Müzik tutkun ne zaman başladı?
Ben 13 yaşında sektöre başladım. Okulu bırakmak zorunda kaldım. O dönem Türkiye'nin ekonomisi pek iç açıcı değildi. 13 yaşımdayken gece kulübünde komilik yapmaya başladım. Daha sonra DJ yardımcısı oldum. 17 yaşındayken de gece kulübünün DJ'liğini yapmaya başladım.
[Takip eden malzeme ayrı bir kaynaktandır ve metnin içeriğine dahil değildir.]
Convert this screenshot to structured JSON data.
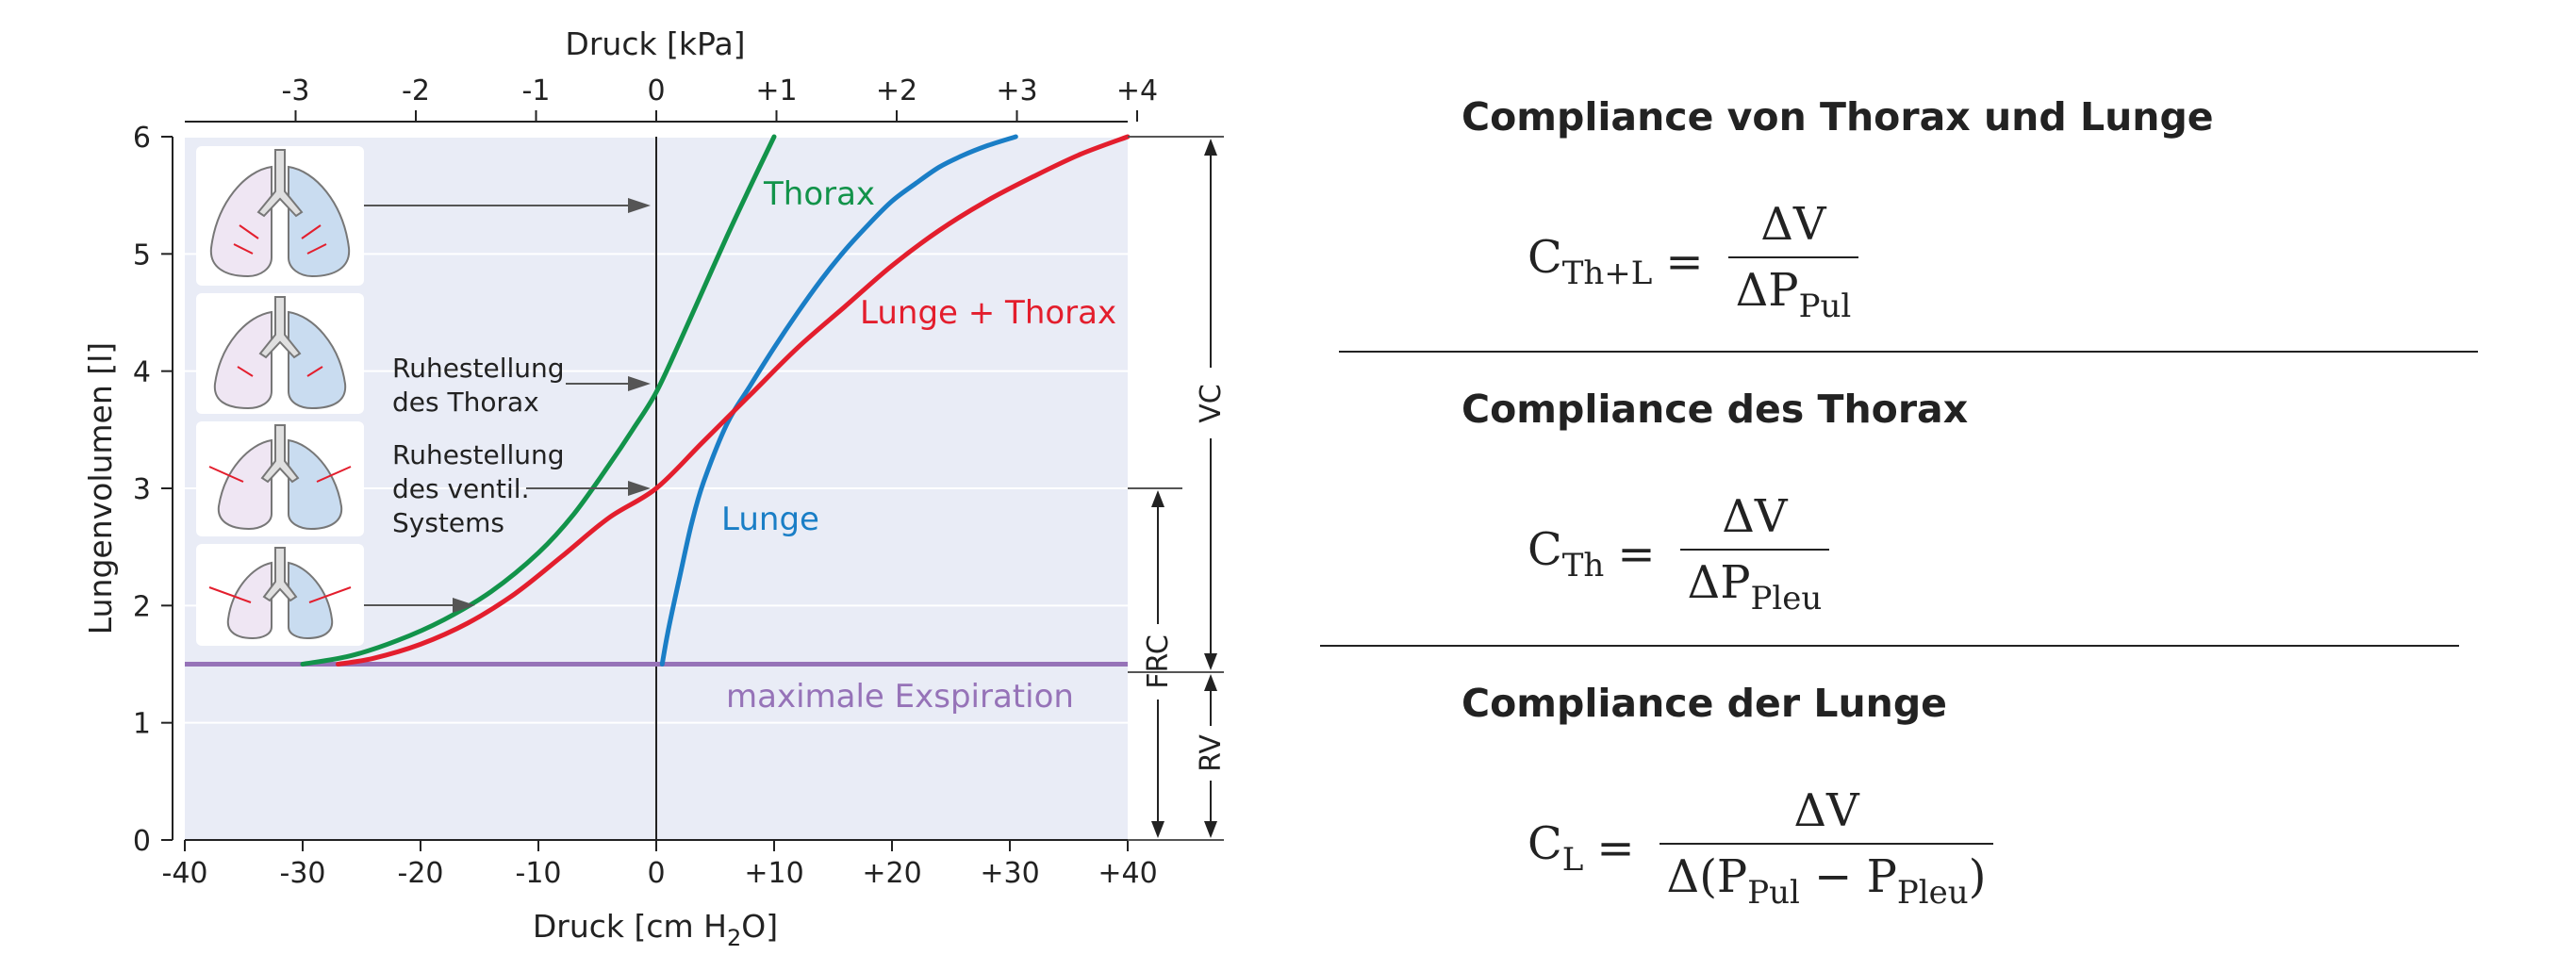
{
  "chart_data": {
    "type": "line",
    "top_axis": {
      "title": "Druck [kPa]",
      "ticks": [
        {
          "label": "-3",
          "cmH2O": -30.6
        },
        {
          "label": "-2",
          "cmH2O": -20.4
        },
        {
          "label": "-1",
          "cmH2O": -10.2
        },
        {
          "label": "0",
          "cmH2O": 0
        },
        {
          "label": "+1",
          "cmH2O": 10.2
        },
        {
          "label": "+2",
          "cmH2O": 20.4
        },
        {
          "label": "+3",
          "cmH2O": 30.6
        },
        {
          "label": "+4",
          "cmH2O": 40.8
        }
      ]
    },
    "x_axis": {
      "title_main": "Druck [cm H",
      "title_sub": "2",
      "title_end": "O]",
      "range": [
        -40,
        40
      ],
      "ticks": [
        {
          "label": "-40",
          "value": -40
        },
        {
          "label": "-30",
          "value": -30
        },
        {
          "label": "-20",
          "value": -20
        },
        {
          "label": "-10",
          "value": -10
        },
        {
          "label": "0",
          "value": 0
        },
        {
          "label": "+10",
          "value": 10
        },
        {
          "label": "+20",
          "value": 20
        },
        {
          "label": "+30",
          "value": 30
        },
        {
          "label": "+40",
          "value": 40
        }
      ]
    },
    "y_axis": {
      "title": "Lungenvolumen [l]",
      "range": [
        0,
        6
      ],
      "ticks": [
        {
          "label": "0",
          "value": 0
        },
        {
          "label": "1",
          "value": 1
        },
        {
          "label": "2",
          "value": 2
        },
        {
          "label": "3",
          "value": 3
        },
        {
          "label": "4",
          "value": 4
        },
        {
          "label": "5",
          "value": 5
        },
        {
          "label": "6",
          "value": 6
        }
      ]
    },
    "grid": true,
    "series": [
      {
        "name": "Thorax",
        "color": "#12934a",
        "x": [
          -30,
          -26,
          -22,
          -18,
          -14,
          -10,
          -7,
          -4,
          -2,
          0,
          2,
          4,
          6,
          8,
          10
        ],
        "y": [
          1.5,
          1.57,
          1.7,
          1.88,
          2.12,
          2.45,
          2.78,
          3.2,
          3.5,
          3.82,
          4.25,
          4.7,
          5.15,
          5.58,
          6.0
        ]
      },
      {
        "name": "Lunge",
        "color": "#1a7ec6",
        "x": [
          0.5,
          1,
          2,
          3,
          4,
          6,
          8,
          10,
          12,
          14,
          16,
          18,
          20,
          22,
          24,
          26,
          28,
          30.5
        ],
        "y": [
          1.5,
          1.78,
          2.25,
          2.7,
          3.05,
          3.55,
          3.88,
          4.2,
          4.5,
          4.78,
          5.03,
          5.25,
          5.45,
          5.6,
          5.74,
          5.84,
          5.92,
          6.0
        ]
      },
      {
        "name": "Lunge + Thorax",
        "color": "#e31e2d",
        "x": [
          -27,
          -24,
          -20,
          -16,
          -12,
          -8,
          -4,
          0,
          4,
          8,
          12,
          16,
          20,
          24,
          28,
          32,
          36,
          40
        ],
        "y": [
          1.5,
          1.55,
          1.67,
          1.85,
          2.1,
          2.42,
          2.75,
          3.0,
          3.4,
          3.8,
          4.2,
          4.55,
          4.9,
          5.2,
          5.45,
          5.66,
          5.85,
          6.0
        ]
      }
    ],
    "baseline": {
      "label": "maximale Exspiration",
      "value": 1.5,
      "color": "#9673b8"
    },
    "curve_labels": {
      "thorax": "Thorax",
      "lunge": "Lunge",
      "lunge_thorax": "Lunge + Thorax"
    },
    "annotations": {
      "ruhe_thorax": [
        "Ruhestellung",
        "des Thorax"
      ],
      "ruhe_system": [
        "Ruhestellung",
        "des ventil.",
        "Systems"
      ]
    },
    "volumes": {
      "vc": "VC",
      "frc": "FRC",
      "rv": "RV"
    }
  },
  "formulas": {
    "section1": {
      "title": "Compliance von Thorax und Lunge",
      "lhs": "C",
      "lhs_sub": "Th+L",
      "eq": "=",
      "num": "ΔV",
      "den": "ΔP",
      "den_sub": "Pul"
    },
    "section2": {
      "title": "Compliance des Thorax",
      "lhs": "C",
      "lhs_sub": "Th",
      "eq": "=",
      "num": "ΔV",
      "den": "ΔP",
      "den_sub": "Pleu"
    },
    "section3": {
      "title": "Compliance der Lunge",
      "lhs": "C",
      "lhs_sub": "L",
      "eq": "=",
      "num": "ΔV",
      "den_a": "Δ(P",
      "den_a_sub": "Pul",
      "den_op": " − P",
      "den_b_sub": "Pleu",
      "den_close": ")"
    }
  }
}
Bu müzik türünün nasıl üretildiğini her zaman merak ettim. Küçük yaşlardan beri bir ritim tutkum vardı. Her zaman bir şeylere vurmayı seviyordum. Bir ses çıkarmayı seviyordum. Babam veya ailem beni desteklemese de insanın içinde olduktan sonra hiç kimse o isteğe müdahale edemez. Sonrasında üretim yapmaya başladım. 2016'da Raf'ı yaptım. Raf'tan önce yabancı prodüksiyonlar yapıyordum. Tiesto radyo şovunda benim parçamı çaldı. Ama isim olarak Türkiye'de bilinmediğim için duyulmadı. 2016'da Raf'la insanlar beni tanımaya başladı.
Raf çok tuttu, çok dinlendi. Devamında ürettiğin parçalarda aynı reaksiyonu alamamaktan korktuğun oldu mu?
Biz Raf'ı yaparken Türkçe deep house yoktu ortada. Raf bu müzik türünün ilk örneğiydi. Her zaman ilkler çok beğenilir. Çünkü alternatifi yoktur. Raf'tan sonra sürekli alternatifler çıkmaya başladığından dolayı otomatikman bu kitle dağılmaya başladı. Yani bu müzik türü yayıldı. Ama Raf türünün tek örneğiyken talep çok fazlaydı. Her sanatçının hayatında bir tane top parçası vardır. Benim de hayatımdaki top parçam Raf oldu. Tabii bundan sonraki projelerimizde de dikkat ettik. Geçmiş Değişmez'i, One By One'ı yayınladık. Bu parçalar da talep gördü. Sound yayılmaya başladı. Tarz kendini oluşturdu.
Geçen haftalarda Popun Kraliçesi Hande Yener'in albümüne deep house sound verdim. Bunu ben söylemiştim. Popçular da bir gün deep house yapacak demiştim.
Hande Yener'in 20. sanat yılına özel çıkardığı Carpe Diem albümünde sen de varsın. Nasıl bir süreçti senin için? Anlaşamadığınız noktalar oldu mu?
Bütün projelerde bazı anlaşmazlıklar olur. O da büyük bir anlaşamama hali değil. 'Şu ses böyle olsun, aranje kısmı şöyle olsun' gibi ufak fikir alışverişleri olur. Ama Hande Yener'in projesini yaparken hiçbir müdahale ve revize almadım.